The Architect-track course on how continuous authorization is actually deployed and operated. It covers the five-layer continuous-authorization reference architecture (identity assertion, context, policy evaluation, enforcement, unified audit), the five deployment topologies you choose between (sidecar, centralized, Enterprise-OPA masking, AI-MCP gateway with workload mTLS, and admission controller), the latency budgets each has to hold, the fail-mode decision that every enforcement point must make explicit (fail-closed versus fail-open), and how decision logging with decision_logs.mask turns runtime decisions into durable evidence. A runnable OPA lab models one production decision end to end: a fail-closed default and a masking-aware decision at an AI-MCP gateway.

Who this is for

Architects and senior platform or security engineers designing a continuous-authorization deployment, both EnforceAuth customers and open-source OPA/Enterprise OPA users. You should already understand how Writ governs and promotes signed bundles from Govern with Writ and how decision logs and decision_logs.mask produce compliance evidence from Decision Logs, Continuous Authorization & Compliance Evidence. This course assumes you can read and write Rego; the lab has you author policy rules.

Outcomes

By the end of this course you will be able to:

  • Name the five layers of the continuous-authorization reference architecture and say what each contributes to a single decision, from SPIFFE identity assertion through unified audit.
  • Choose among the sidecar, centralized, Enterprise-OPA masking, AI-MCP gateway (workload mTLS), and admission-controller topologies, and state the latency budget and tradeoff each carries.
  • Decide, per enforcement point, whether it should fail closed or fail open, and justify the choice against blast radius and availability.
  • Design a production decision policy with a fail-closed default and a masking-aware decision, and prove with opa test that the field the policy flags for redaction is the field the decision-log mask removes.

Lessons

  1. The five-layer continuous-authorization reference architecture
  2. Deployment topologies and latency budgets
  3. Fail modes: fail-closed versus fail-open in production
  4. Decision logging, masking, and replay in operations

Hands-on lab

This course includes a graded lab in lab/. It models the decision a Policy Decision Point returns for one production request at an AI-MCP gateway Policy Enforcement Point: an AI agent, carrying a SPIFFE workload identity over mutual TLS, asking to invoke a tool. The policy has a fail-closed default and a masking-aware decision: it names the sensitive field the audit layer must redact, and a system.log.mask policy removes exactly that field. The policy ships as a starter with the two authorizing reason rules stubbed behind a # TODO(learner) block.
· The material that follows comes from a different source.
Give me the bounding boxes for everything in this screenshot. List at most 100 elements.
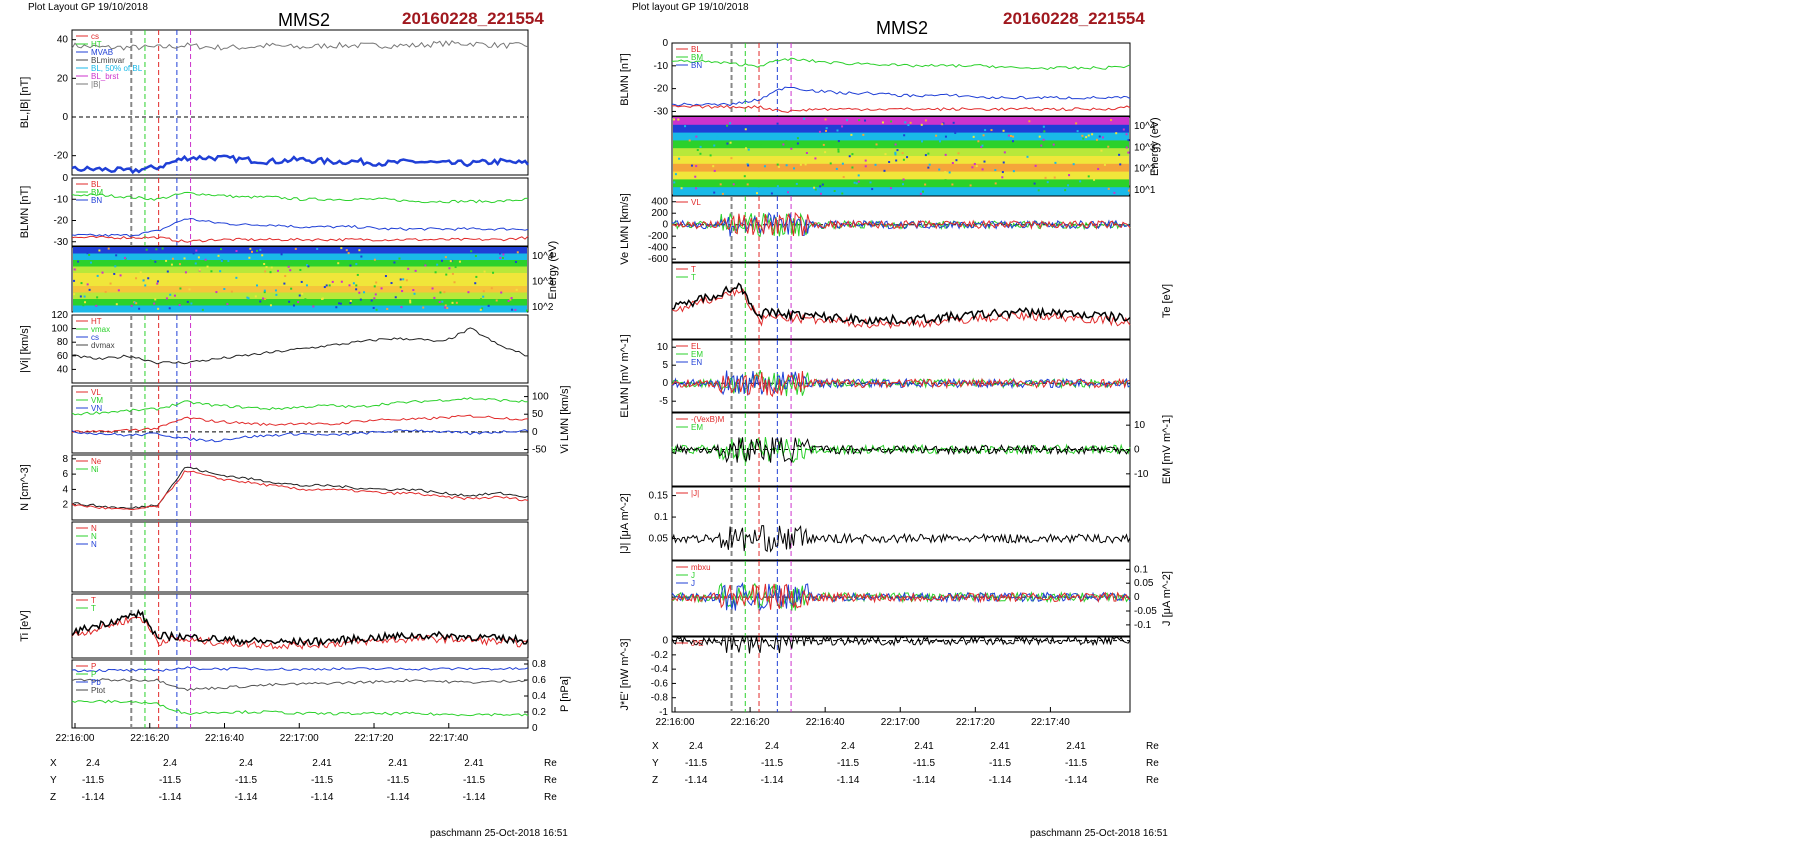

Clone the public labs repo and run:

git clone https://github.com/EnforceAuth/university-labs.git
cd university-labs
opa test courses/reference-architectures -v

The starter reports FAIL: 2/11. Implement the two reason rules in lab/policy.rego until it reports PASS: 11/11. Keep iterating until opa test is green.

Certification

Counts toward the Architect track and is required for it. Certification is a machine-graded practical: the assessment engine gives you a production decision scenario and runs your policy against a HIDDEN opa test suite you never see, checking that your default is fail-closed, that your allow rules match the scenario, and that every field you flag for redaction is actually masked. This lab is practice for that exam, not the exam itself.